Amazon UK iPhone app launched, tested
Amazon has launched a free iPhone app in the UK that lets you search and buy from its entire store, but with a couple of neat twists. We've tested it out and made some important observations
Amazon has launched a free iPhone app in the UK that lets you search and buy from its entire store, with a couple of neat twists.
The most interesting feature is called Amazon Remembers. If you're in a shop -- Waterstone's, say -- and see a book you want to buy later from Amazon, you can use the app to take a photo of it. It's then uploaded to Amazon, automatically identified and a link to buy it within the app appears within a few seconds.
If it isn't immediately recognised, the picture is sent for further analysis -- a bunch of blokes look at it and try to find the same product on the Web site (we hate to think what kind of stuff they have to look at) -- then emailed to you. In our tests this took about 5 minutes.

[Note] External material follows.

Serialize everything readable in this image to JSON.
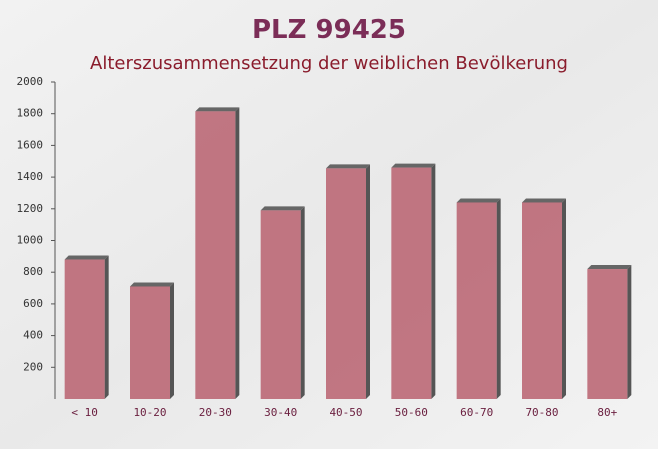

Our faces: do they feature smiles?
It works well for the most part, but we wouldn't trust it too far. For example, we took a photo of the box of the brand-new Archos 5 Android tablet. The app didn't recognise it, so the picture went away for further investigation. When our result came back, it was for an Archos 5 tablet alright, but the old one that looks almost identical -- not the new one with Android on it.
The same happened with the new movie Obsessed, which just came out on DVD. Except we took a photo of the Blu-ray edition. If we bought the version Amazon Remembers suggested, we'd just get the pathetic old standard-definition DVD, not the glorious 1080p Blu-ray we saw on Ian's desk. And when our boss man Jason Jenkins took a photo of a Christmas tree, Amazon suggested he buy a giant wooden giraffe.

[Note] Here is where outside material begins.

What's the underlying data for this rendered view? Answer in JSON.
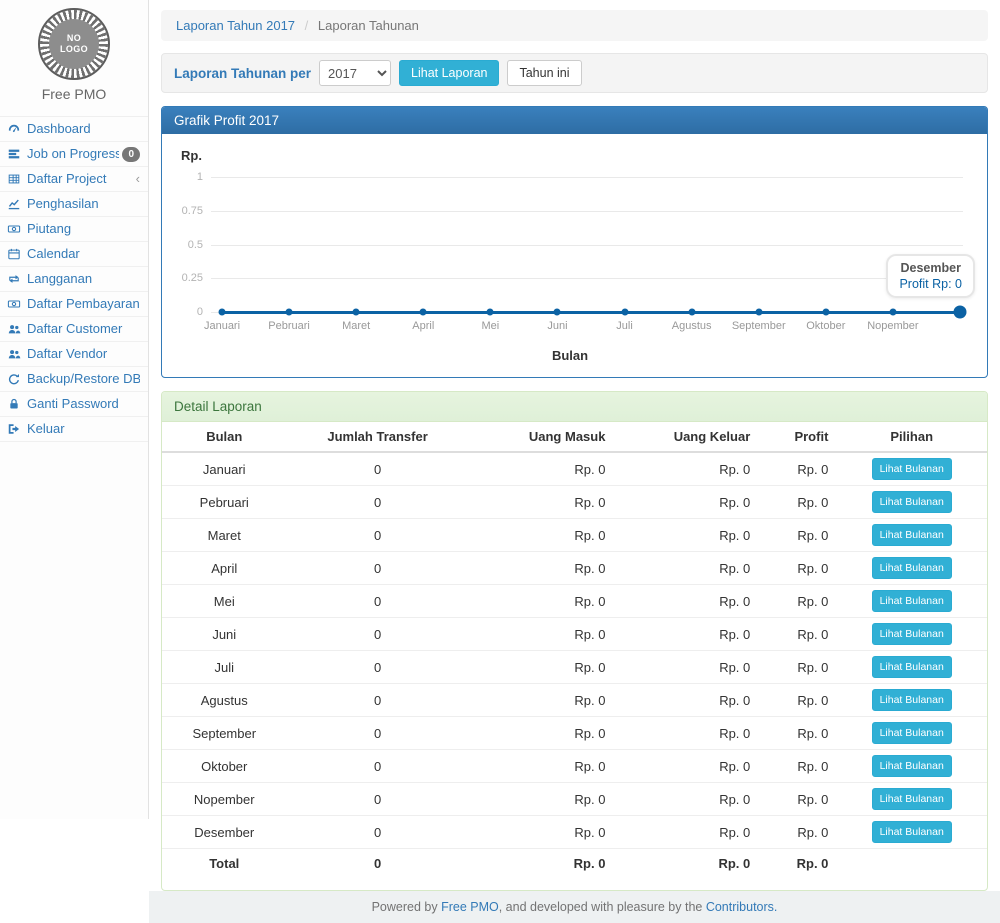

But on the plus side, when we took a photo of the album art for Cannibal Corpse's latest album Evisceration Plague in our iTunes library, the app immediately provided us a link to buy the correct CD.
So here's our advice: use Amazon Remembers... to remember. That's it. If you rely on it to provide a link to the exact version or edition of a product you want to buy later, there's no guarantee you'll get the one you wanted.